Clinic Key in Fragile Local System
Like Youngblood, many of Wheeling Health Right’s patients fall into coverage gaps, as they earn too much to qualify for certain safety net programs, yet are unable to afford private insurance premiums or high deductibles. Hospital closures across the area have made access even more limited, pushing more people toward the few ERs still operating.
“The need for care in our region is huge,” said Anne Ricci, executive director of Wheeling Health Right.
During a recent phone interview with Direct Relief, clinic leaders say that geography and transportation barriers routinely keep patients from attending appointments, especially when breathing problems worsen. Even for those with some insurance coverage, high deductibles, inconsistent pharmacy benefits, and Medicare Part D gaps mean essential medications are often unaffordable.
For the past year, the clinic has been able to draw on a multi-year donation of albuterol inhalers supplied by Teva Pharmaceuticals U.S. via Direct Relief, creating a reliable and consistent supply of the medications.
The inhalers have become one of the most heavily used resources in the pharmacy, said Don Rebich, a pharmacist at the clinic, and the person who Youngblood recalled came to meet her after the clinic was closed during a holiday. Since January, Wheeling Health Right has received albuterol inhalers and dispensed them to patients at no cost.
“Retail prices [for inhalers] can reach $100 or more, so many patients with chronic respiratory problems simply go without treatment,” said Rebich.
“And that shouldn’t be an option,” Ricci added, before her colleague, Linda Shelek, a nurse practitioner and clinic coordinator, chimed in, “and then they end up in the emergency room.”
Some patients have pharmacy coverage that may exclude certain medications altogether. The donated supply allows same-day dispensing and helps stabilize breathing before patients deteriorate.
The need for inhalers often intensifies during emergencies. Ricci shared that, after a recent flood, one patient with chronic lung disease lost his only rescue inhaler while clearing mold-damaged debris from his home.
He was able to get a same-day refill from the clinic’s pharmacy and return safely to cleanup work. In Triadelphia, where flooding disrupted access to medications across multiple neighborhoods, the clinic has been providing no-cost albuterol refills throughout the ongoing recovery effort.

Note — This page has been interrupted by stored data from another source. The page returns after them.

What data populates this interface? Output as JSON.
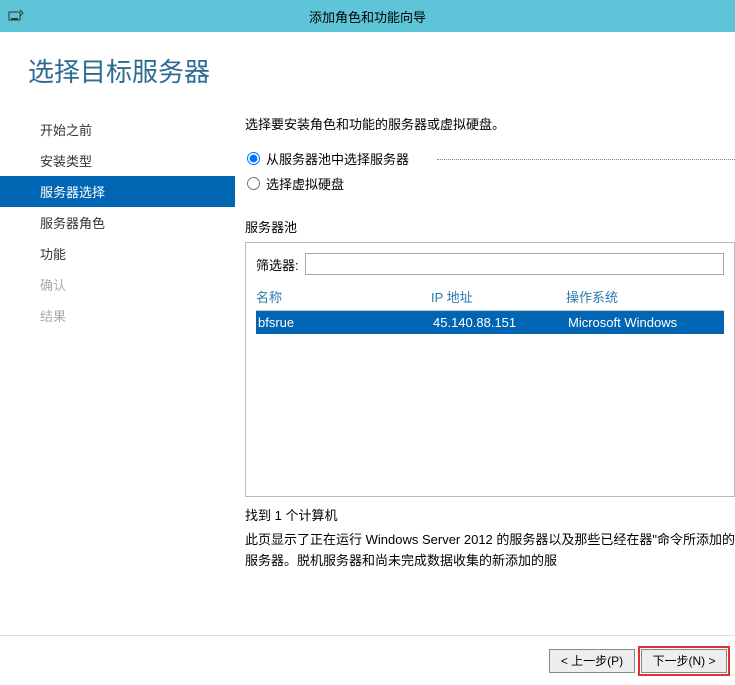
{
  "titlebar": {
    "title": "添加角色和功能向导"
  },
  "page": {
    "title": "选择目标服务器"
  },
  "sidebar": {
    "items": [
      {
        "label": "开始之前",
        "state": "normal"
      },
      {
        "label": "安装类型",
        "state": "normal"
      },
      {
        "label": "服务器选择",
        "state": "selected"
      },
      {
        "label": "服务器角色",
        "state": "normal"
      },
      {
        "label": "功能",
        "state": "normal"
      },
      {
        "label": "确认",
        "state": "disabled"
      },
      {
        "label": "结果",
        "state": "disabled"
      }
    ]
  },
  "panel": {
    "instruction": "选择要安装角色和功能的服务器或虚拟硬盘。",
    "radios": {
      "pool": "从服务器池中选择服务器",
      "vhd": "选择虚拟硬盘",
      "selected": "pool"
    },
    "pool_label": "服务器池",
    "filter": {
      "label": "筛选器:",
      "value": ""
    },
    "columns": {
      "name": "名称",
      "ip": "IP 地址",
      "os": "操作系统"
    },
    "rows": [
      {
        "name": "bfsrue",
        "ip": "45.140.88.151",
        "os": "Microsoft Windows"
      }
    ],
    "count": "找到 1 个计算机",
    "description": "此页显示了正在运行 Windows Server 2012 的服务器以及那些已经在器\"命令所添加的服务器。脱机服务器和尚未完成数据收集的新添加的服"
  },
  "footer": {
    "prev": "< 上一步(P)",
    "next": "下一步(N) >"
  }
}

Other patients face chronic challenges that don’t require a disaster to impede their lives. One woman living at the YWCA struggled to climb three flights of stairs with untreated asthma until she enrolled in the program and received a no-cost inhaler, allowing her to manage daily tasks and keep medical appointments.

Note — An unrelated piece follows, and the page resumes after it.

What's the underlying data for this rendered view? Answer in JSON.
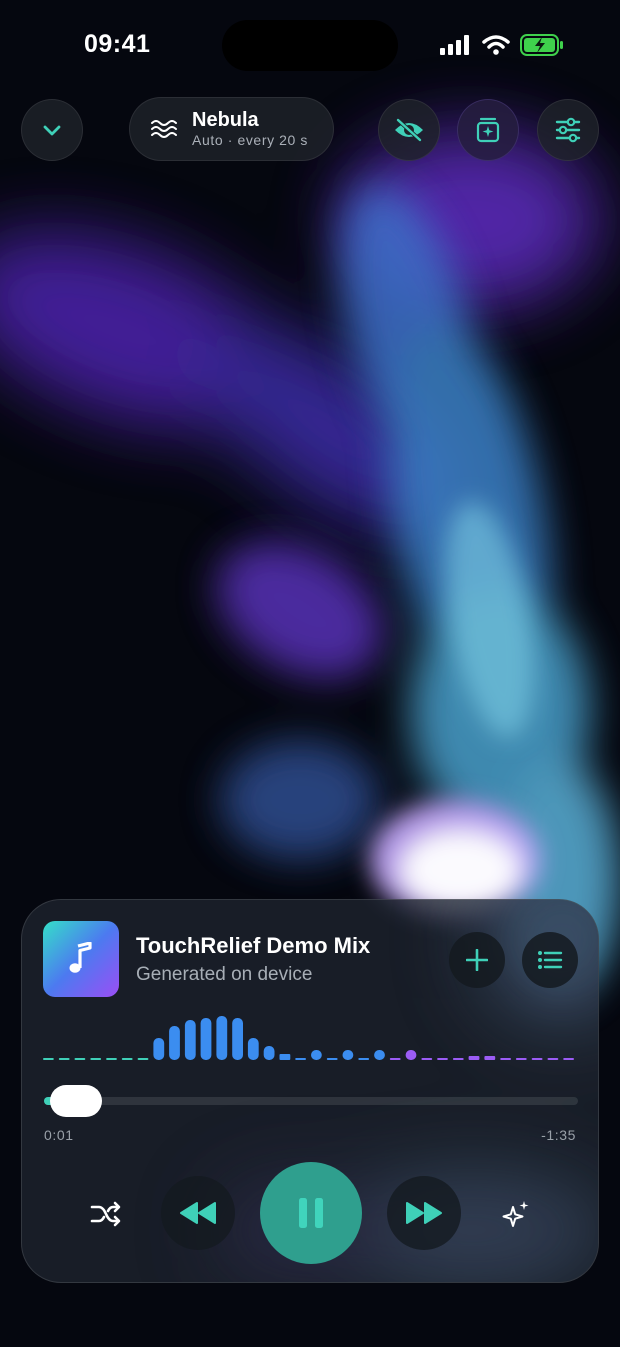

To address increasing healthcare access challenges, Ricci said the clinic is working to expand partnerships and mobile services while continuing to apply for grants from state and local organizations. Maintaining access to donated medications, Ricci said, remains essential for their patients, including Youngblood.
“What would be my workaround without Health Right?” Youngblood said. “I honestly don’t know.”